In March this year, he says, he received a reply from Choudhry, part of a correspondence that began after she wrote to him expressing remorse for her actions. 

Even the stabbing, however, underlined the community’s goodwill, Timms insists. 

“I was absolutely inundated after that episode with people sending cards and good wishes – including Christians saying, ‘We’re praying for you’, and quite a lot of similar things from Muslims saying, ‘We’re praying for you for a speedy recovery’,” he says. “I hadn’t had that experience before of Muslims telling me, ‘We’re praying for you’. So it left me with a stronger sense, I think, of being supported by my Christian and Muslim constituents, which I appreciated very much.” 
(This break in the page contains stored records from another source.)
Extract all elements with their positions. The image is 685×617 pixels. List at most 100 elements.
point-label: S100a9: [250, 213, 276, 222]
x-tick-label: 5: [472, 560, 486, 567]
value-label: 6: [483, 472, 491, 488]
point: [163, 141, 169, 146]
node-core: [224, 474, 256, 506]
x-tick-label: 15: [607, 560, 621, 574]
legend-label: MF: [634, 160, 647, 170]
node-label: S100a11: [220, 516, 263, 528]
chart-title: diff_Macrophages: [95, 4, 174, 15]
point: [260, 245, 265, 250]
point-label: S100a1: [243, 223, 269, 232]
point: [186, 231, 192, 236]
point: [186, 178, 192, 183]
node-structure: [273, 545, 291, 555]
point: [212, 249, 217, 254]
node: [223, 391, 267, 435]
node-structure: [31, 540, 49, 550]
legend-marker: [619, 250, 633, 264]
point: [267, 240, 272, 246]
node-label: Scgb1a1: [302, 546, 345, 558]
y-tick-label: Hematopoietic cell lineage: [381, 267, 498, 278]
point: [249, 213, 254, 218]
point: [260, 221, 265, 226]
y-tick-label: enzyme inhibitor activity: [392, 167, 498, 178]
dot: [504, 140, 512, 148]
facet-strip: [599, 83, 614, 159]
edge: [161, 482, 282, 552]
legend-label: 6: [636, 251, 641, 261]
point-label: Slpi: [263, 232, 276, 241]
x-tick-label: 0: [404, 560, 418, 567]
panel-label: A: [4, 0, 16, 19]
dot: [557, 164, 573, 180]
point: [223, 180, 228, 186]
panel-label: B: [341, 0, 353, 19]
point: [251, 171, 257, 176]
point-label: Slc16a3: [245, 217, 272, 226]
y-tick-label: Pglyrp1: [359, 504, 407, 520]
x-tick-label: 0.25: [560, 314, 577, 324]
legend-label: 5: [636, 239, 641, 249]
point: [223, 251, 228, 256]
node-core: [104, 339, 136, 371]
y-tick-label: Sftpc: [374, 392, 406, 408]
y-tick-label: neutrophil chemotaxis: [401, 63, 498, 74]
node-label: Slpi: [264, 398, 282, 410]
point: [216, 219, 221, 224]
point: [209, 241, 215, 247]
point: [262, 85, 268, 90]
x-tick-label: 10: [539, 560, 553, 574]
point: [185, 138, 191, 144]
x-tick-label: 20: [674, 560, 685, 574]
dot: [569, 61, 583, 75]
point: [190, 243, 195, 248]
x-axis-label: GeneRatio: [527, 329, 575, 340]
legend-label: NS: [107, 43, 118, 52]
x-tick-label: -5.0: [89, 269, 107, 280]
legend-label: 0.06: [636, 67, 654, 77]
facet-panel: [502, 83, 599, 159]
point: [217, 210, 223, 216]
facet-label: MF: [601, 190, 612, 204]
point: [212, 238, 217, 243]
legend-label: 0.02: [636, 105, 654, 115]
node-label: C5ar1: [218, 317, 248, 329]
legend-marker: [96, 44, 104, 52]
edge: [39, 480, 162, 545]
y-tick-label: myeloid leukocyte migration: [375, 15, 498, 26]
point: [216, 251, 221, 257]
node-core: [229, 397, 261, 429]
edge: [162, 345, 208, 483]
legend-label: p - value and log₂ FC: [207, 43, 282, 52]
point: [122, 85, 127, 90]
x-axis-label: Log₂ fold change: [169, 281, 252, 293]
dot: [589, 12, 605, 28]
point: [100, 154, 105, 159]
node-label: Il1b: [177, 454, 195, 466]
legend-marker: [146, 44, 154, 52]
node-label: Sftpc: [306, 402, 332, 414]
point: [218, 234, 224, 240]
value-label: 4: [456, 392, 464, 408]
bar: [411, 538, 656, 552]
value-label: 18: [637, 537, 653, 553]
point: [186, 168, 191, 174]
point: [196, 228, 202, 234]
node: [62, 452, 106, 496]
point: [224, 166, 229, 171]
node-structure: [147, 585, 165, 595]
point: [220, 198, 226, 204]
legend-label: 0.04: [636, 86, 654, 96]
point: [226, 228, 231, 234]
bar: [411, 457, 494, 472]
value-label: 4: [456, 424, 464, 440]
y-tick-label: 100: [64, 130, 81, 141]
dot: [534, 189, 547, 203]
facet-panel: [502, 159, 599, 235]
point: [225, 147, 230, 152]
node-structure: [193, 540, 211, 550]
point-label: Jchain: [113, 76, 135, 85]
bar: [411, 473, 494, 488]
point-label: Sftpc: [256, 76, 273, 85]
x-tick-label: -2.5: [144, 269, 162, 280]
Timms nevertheless remains an unapologetically partisan politician. He wants a Labour government under Keir Starmer, he says, to resolve problems he says have built up over 14 years of coalition and then Conservative government since 2010. 

“I think the country is in a sorry mess,” he says. “I think we very urgently need a change of direction. I think that the prescription that Keir Starmer has set out offers a hopeful way forward.” 

Timms, who is currently chair of the Commons work and pensions committee, says he would be “delighted” to return to a ministerial role in a Starmer government. He is standing as an MP again in the hope of being able to support a new Labour government. 

“It would seem a shame to leave just when we might be on the brink of a Labour government again,” he says. 

Nevertheless, the way he links his work as an MP with his Christian faith sets him apart. 

“I experienced a calling to be in this area,” Timms says. 

As far back as when he came to East London, his thinking about faith, what to do with his life and politics were all “intertwined”, he adds. 

“I certainly see what I’ve been doing in politics as a calling, as part of what I came here first of all to do, which is to take part in a mission,” Timms says.